In support of previous studies, the mRNA expression of metallothionein was markedly increased in the brain following LPS (28), which is believed to be a protective response because metallothionein has been shown to reduce brain inflammation, caspase activation, and neurodegeneration (29). Other antiapoptotic genes were also regulated, particularly those associated with the Akt/PI3 K-dependent survival pathway. SGRK is a PI3 K-dependent kinase with structural homology to Akt, which provides cell survival responses to multiple types of stress stimuli (30). PHLDA1 may play an important role in the antiapoptotic effects of IGF-1/Akt pathway because the pleckstrin-homology domain of Akt/protein kinase B (Akt/PKB) is activated in response to growth factors (31). PHLDA1 negatively regulates intracellular levels of phosphatidylinositol-3,4,5-trisphosphate in cells and functions as a negative regulator of the PI3 K-Akt/PKB signaling pathway (32). Phosphorylation of PHLDA1 and Akt has also been demonstrated in astrocytes in the rat hippocampus following transient forebrain ischemia (33). The FAIM2 gene codes for a protein that can antagonize Fas-induced cell death (34) and exert neurite growth-promoting action in different neuronal systems (35). Furthermore, resistance of rat cerebellar granule neurons to FasL-induced apoptosis is mediated by PI3 K-AKT/PKB-dependent expression of FAIM2 (36). TAX1BP1, which modulates cell cycle progression and apoptosis (37), was also recently shown to be linked to Akt activation, NF-kB translocation, and p53 inhibition (38). These studies suggest that the Akt/PI3 K pathway is involved in the cerebral responses to LPS, which was further supported by our finding of a decrease in pAkt after LPS exposure.

Taken together, the microarray analysis suggests that both apoptosis-mediated mechanisms and the Akt pathway in the brain may be affected by peripheral LPS exposure.

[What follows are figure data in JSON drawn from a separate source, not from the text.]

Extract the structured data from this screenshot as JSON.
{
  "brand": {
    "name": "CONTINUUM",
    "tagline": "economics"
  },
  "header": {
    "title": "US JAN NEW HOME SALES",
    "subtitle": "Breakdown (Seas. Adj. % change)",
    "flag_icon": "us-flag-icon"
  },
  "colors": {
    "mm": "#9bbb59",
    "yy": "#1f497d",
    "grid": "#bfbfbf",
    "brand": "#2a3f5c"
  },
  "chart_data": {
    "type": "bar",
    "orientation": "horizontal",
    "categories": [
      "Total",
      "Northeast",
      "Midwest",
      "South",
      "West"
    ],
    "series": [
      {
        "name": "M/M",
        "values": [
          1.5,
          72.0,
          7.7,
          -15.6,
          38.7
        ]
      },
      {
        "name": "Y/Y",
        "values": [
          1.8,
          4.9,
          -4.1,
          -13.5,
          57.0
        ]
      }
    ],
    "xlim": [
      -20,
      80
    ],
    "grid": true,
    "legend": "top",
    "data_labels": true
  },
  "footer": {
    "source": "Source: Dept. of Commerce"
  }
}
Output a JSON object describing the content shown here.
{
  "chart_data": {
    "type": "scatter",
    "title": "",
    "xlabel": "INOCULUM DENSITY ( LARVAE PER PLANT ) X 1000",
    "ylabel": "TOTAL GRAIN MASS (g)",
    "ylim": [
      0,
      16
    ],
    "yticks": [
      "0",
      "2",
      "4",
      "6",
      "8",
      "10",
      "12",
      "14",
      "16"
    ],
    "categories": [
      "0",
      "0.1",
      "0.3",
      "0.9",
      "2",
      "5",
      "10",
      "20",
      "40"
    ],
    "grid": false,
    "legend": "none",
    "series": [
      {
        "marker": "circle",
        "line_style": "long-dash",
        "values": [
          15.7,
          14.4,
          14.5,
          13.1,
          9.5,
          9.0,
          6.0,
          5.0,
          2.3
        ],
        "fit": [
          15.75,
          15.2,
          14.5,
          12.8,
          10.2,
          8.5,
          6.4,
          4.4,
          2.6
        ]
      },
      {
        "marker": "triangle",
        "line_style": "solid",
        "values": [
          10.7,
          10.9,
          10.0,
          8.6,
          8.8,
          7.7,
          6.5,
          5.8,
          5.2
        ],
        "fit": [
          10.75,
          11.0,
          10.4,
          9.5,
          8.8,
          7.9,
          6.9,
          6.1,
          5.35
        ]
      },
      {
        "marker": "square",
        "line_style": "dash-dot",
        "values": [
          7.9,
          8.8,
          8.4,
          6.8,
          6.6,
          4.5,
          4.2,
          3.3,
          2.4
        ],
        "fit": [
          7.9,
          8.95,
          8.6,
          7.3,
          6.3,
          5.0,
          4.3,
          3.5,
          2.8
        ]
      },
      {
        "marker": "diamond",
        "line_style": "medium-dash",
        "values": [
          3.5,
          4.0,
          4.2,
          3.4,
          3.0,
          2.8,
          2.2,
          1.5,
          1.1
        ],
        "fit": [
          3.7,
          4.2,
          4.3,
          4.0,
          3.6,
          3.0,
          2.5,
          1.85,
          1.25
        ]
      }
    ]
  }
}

In support of the microarray data, we found evidence of increased caspase-3 activation and reduced phosphorylation of Akt. These results suggest that there may be an increase in cell death mechanisms at the same time as cell survival pathways are inhibited.

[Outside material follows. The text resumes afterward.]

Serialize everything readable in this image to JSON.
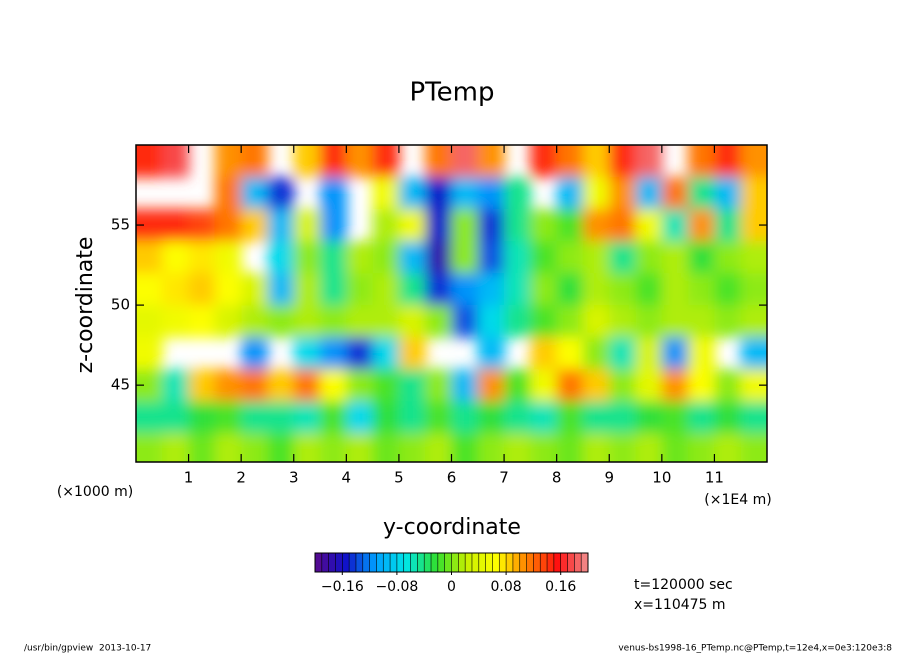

In conclusion, we have found a multiplicity of genes regulated in the immature brain, indicating a complex cerebral response to peripheral LPS exposure. The complexity is likely to be, at least partly, due to cell context and brain region, which was not investigated in the present study. In addition to the expected inflammatory response, there was regulation of a significant number of cell death-associated genes, which could contribute to the increased vulnerability of the immature brain to HI following LPS exposure. Clearly, to further characterize the cerebral response to LPS, it will be important to study the cellular localization of the expressed genes and also the protein expression.